Misregulation of gene expression in the redox‐sensitive NF‐κb‐dependent limb outgrowth pathway by thalidomide

Abstract Thalidomide is known to induce oxidative stress, but mechanisms have not been described through which oxidative stress could contribute to thalidomide‐induced terata.
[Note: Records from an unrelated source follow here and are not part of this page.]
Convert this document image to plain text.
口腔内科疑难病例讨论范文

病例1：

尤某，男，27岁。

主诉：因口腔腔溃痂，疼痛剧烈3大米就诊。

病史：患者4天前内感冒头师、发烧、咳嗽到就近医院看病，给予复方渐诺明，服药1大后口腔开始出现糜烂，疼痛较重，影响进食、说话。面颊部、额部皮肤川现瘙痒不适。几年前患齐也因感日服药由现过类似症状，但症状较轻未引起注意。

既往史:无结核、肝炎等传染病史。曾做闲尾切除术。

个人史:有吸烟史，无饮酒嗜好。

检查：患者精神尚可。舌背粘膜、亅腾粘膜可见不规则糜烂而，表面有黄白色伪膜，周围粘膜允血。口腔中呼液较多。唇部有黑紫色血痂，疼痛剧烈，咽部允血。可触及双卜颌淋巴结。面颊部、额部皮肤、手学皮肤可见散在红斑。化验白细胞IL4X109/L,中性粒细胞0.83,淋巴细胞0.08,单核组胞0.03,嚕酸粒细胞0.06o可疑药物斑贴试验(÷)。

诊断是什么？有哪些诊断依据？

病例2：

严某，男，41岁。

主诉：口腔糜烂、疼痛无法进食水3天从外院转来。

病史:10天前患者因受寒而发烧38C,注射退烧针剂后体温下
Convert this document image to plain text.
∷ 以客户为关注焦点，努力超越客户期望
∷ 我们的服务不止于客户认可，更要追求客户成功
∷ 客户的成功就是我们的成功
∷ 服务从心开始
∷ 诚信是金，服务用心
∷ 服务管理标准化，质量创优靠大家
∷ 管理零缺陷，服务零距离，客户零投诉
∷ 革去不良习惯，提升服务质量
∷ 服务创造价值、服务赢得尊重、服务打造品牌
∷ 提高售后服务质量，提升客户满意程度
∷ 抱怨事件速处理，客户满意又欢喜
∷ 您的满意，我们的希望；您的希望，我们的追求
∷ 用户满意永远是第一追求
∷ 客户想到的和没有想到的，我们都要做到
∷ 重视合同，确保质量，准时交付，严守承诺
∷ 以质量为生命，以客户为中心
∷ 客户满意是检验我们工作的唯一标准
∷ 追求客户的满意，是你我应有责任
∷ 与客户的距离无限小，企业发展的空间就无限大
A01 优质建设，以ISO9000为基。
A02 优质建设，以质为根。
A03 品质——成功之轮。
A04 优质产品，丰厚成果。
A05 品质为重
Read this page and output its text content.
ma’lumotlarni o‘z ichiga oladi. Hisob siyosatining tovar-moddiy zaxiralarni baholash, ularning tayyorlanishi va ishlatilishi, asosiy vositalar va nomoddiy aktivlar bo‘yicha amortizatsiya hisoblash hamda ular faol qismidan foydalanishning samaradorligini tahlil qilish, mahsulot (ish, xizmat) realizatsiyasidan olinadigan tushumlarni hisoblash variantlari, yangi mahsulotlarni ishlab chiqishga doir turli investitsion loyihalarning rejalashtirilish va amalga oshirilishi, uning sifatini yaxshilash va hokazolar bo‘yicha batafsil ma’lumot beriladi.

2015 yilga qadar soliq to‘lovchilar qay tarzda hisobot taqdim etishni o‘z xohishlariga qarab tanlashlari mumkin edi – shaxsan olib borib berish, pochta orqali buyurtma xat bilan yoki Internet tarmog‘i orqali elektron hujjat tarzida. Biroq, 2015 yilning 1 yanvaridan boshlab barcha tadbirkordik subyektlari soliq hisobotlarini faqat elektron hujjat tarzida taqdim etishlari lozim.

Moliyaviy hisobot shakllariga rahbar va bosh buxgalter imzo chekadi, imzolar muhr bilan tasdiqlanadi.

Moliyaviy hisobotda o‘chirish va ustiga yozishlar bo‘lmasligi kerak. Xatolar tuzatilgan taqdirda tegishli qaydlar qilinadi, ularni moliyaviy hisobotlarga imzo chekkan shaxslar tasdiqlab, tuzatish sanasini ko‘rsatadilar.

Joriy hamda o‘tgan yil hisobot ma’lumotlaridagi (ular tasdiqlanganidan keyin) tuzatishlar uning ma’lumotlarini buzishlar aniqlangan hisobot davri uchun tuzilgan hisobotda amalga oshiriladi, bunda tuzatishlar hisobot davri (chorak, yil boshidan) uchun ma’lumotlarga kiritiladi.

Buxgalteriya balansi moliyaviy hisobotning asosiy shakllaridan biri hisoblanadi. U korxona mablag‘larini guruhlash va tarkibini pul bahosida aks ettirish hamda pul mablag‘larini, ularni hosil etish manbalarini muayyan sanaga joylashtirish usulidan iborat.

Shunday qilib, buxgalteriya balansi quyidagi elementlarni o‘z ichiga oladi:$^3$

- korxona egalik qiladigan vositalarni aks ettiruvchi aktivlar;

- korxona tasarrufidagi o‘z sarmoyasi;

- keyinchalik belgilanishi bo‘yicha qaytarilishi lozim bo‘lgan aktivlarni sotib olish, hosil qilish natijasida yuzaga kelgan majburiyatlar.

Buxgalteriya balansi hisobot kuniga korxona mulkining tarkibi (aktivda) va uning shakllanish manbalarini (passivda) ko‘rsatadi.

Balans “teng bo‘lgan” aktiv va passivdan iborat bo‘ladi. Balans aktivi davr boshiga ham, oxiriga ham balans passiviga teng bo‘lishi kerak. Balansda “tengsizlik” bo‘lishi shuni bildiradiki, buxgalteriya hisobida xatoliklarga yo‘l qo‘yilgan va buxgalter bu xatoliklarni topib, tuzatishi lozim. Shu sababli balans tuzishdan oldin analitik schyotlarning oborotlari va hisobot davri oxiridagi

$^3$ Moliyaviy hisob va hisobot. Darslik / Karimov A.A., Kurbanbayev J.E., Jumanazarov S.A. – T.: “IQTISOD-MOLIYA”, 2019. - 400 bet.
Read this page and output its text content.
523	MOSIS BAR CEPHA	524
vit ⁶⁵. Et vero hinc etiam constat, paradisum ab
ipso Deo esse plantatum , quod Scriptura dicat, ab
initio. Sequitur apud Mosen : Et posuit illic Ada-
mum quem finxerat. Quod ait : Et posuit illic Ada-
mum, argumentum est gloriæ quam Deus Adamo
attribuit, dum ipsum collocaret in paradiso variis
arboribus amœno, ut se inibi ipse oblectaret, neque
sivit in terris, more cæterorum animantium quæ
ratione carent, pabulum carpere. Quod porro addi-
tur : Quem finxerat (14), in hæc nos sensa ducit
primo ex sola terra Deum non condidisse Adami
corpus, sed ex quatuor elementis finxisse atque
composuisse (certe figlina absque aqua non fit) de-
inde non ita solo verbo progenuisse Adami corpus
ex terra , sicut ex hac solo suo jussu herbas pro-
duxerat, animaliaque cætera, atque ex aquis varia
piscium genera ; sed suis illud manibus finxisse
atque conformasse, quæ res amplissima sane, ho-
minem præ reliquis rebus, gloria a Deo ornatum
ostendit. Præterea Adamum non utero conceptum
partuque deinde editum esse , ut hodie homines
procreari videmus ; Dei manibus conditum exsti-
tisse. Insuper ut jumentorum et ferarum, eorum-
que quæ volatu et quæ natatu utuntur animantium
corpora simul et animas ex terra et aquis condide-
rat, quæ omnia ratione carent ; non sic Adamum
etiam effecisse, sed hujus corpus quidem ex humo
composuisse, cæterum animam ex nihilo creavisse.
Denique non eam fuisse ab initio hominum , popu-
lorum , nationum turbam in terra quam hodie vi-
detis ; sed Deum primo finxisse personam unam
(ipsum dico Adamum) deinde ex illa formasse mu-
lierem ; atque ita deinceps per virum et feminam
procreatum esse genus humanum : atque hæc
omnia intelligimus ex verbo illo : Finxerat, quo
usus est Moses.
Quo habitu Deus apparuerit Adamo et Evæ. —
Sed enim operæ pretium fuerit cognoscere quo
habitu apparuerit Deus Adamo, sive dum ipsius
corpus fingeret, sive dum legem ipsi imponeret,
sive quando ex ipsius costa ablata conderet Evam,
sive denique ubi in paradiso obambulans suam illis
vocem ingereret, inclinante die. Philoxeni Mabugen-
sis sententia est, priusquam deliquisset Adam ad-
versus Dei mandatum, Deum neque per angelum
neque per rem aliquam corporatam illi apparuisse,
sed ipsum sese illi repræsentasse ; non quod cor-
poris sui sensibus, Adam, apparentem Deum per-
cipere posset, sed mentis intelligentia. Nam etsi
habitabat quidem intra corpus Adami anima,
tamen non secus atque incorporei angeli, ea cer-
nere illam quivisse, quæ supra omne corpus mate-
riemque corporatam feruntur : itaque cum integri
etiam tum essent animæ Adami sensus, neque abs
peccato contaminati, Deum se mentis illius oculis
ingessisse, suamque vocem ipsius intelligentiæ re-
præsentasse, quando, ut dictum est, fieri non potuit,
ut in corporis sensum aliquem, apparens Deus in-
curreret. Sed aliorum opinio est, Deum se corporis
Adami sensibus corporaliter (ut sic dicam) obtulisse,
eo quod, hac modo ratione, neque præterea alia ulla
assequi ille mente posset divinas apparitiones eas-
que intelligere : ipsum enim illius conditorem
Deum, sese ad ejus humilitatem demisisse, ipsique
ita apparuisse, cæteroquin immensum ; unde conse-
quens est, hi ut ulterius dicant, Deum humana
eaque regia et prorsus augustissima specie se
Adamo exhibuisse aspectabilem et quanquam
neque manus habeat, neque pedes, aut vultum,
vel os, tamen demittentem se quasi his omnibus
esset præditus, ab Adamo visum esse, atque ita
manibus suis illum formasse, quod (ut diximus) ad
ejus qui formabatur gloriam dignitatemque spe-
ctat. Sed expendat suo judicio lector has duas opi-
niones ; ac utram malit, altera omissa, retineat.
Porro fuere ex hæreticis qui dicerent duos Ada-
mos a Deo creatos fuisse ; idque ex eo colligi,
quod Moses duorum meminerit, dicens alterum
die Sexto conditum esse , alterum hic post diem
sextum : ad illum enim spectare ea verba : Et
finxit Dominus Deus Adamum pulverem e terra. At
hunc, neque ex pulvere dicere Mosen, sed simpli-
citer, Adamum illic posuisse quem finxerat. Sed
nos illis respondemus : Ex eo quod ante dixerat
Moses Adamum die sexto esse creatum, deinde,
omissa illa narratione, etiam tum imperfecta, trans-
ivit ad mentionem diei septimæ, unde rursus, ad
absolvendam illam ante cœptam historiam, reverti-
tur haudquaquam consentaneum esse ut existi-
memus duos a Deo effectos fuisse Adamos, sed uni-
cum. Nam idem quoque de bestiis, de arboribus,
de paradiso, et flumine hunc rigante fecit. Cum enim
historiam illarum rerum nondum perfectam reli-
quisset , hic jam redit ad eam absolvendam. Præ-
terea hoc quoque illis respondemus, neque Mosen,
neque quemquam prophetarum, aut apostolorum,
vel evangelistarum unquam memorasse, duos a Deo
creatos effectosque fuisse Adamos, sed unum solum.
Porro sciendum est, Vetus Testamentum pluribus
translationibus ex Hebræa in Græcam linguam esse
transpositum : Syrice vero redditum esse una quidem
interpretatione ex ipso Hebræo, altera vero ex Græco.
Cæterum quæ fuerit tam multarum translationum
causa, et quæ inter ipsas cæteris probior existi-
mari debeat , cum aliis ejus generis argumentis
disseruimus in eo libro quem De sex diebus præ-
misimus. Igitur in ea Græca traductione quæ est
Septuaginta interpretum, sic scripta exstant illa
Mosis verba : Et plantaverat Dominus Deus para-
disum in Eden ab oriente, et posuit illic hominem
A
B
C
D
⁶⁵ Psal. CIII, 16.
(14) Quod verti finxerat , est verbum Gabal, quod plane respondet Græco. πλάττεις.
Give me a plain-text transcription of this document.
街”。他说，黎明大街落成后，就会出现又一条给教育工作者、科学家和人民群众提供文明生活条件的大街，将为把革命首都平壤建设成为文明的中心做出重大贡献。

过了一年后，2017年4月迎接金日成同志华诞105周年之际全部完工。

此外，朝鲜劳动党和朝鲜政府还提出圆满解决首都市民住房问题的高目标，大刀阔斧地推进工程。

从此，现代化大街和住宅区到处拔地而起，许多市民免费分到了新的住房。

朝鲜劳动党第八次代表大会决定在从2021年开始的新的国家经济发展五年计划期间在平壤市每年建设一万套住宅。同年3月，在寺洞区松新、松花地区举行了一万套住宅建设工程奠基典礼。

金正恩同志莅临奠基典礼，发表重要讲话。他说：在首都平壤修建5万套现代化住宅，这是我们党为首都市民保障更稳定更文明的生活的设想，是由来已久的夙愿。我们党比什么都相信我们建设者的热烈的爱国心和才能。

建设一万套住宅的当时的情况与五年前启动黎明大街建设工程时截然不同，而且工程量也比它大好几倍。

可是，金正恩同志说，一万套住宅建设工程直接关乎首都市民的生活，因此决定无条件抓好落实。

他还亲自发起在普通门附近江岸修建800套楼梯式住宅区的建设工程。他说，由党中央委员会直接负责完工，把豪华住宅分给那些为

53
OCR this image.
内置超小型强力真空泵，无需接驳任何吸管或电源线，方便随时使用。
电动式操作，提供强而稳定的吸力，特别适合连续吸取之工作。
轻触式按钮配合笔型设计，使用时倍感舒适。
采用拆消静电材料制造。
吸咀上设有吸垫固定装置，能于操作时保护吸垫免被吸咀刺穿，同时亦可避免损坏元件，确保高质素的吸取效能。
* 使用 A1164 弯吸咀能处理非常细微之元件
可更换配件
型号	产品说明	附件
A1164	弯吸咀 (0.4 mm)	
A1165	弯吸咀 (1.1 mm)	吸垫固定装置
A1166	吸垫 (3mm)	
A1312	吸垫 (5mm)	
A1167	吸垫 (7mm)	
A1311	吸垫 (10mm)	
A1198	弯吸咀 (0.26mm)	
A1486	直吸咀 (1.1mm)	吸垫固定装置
Oxidative stress modulates intracellular glutathione (GSH) and redox status and can perturb redox‐sensitive processes, such as transcription factor activation and/or binding. Nuclear factor‐kappa B (NF‐κB), a redox‐sensitive transcription factor involved in limb outgrowth, may be modulated by thalidomide‐induced redox shifts. Thalidomide‐resistant Sprague‐Dawley rat embryos (gestation day [GD] 13) treated with thalidomide in utero showed no changes in GSH distribution in the limb but thalidomide‐sensitive New Zealand White rabbit embryos (GD 12) showed selective GSH depletion in the limb bud progress zone (PZ). NF‐κB and regulatory genes that initiate and maintain limb outgrowth and development, such as Twist and Fgf‐10 , are selectively expressed in the PZ. Green fluorescent protein (GFP) reporter vectors containing NF‐κB binding promoter sites were transfected into both rat and rabbit limb bud cells (LBCs). Treatment with thalidomide caused a preferential decrease in GFP expression in rabbit LBCs but not in rat LBCs. N‐acetylcysteine and α‐N‐t‐phenylbutyl nitrone (PBN), a free radical trapping agent, rescued GFP expression in thalidomide‐treated cultures compared with cultures that received thalidomide only. In situ hybridization showed a preferential decrease in Twist , Fgf‐8 , and Fgf‐10 expression after thalidomide treatment (400 mg/kg per day) in rabbit embryos. Expression in rat embryos was not affected. Intravenous cotreatment with PBN and thalidomide (gavage) in rabbits restored normal patterns and localization of Twist , Fgf‐8 , and Fgf‐10 expression. These findings show that NF‐κB binding is diminished due to selective thalidomide‐induced redox changes in the rabbit, resulting in the significant attenuation of expression of genes necessary for limb outgrowth. © 2002 Wiley‐Liss, Inc.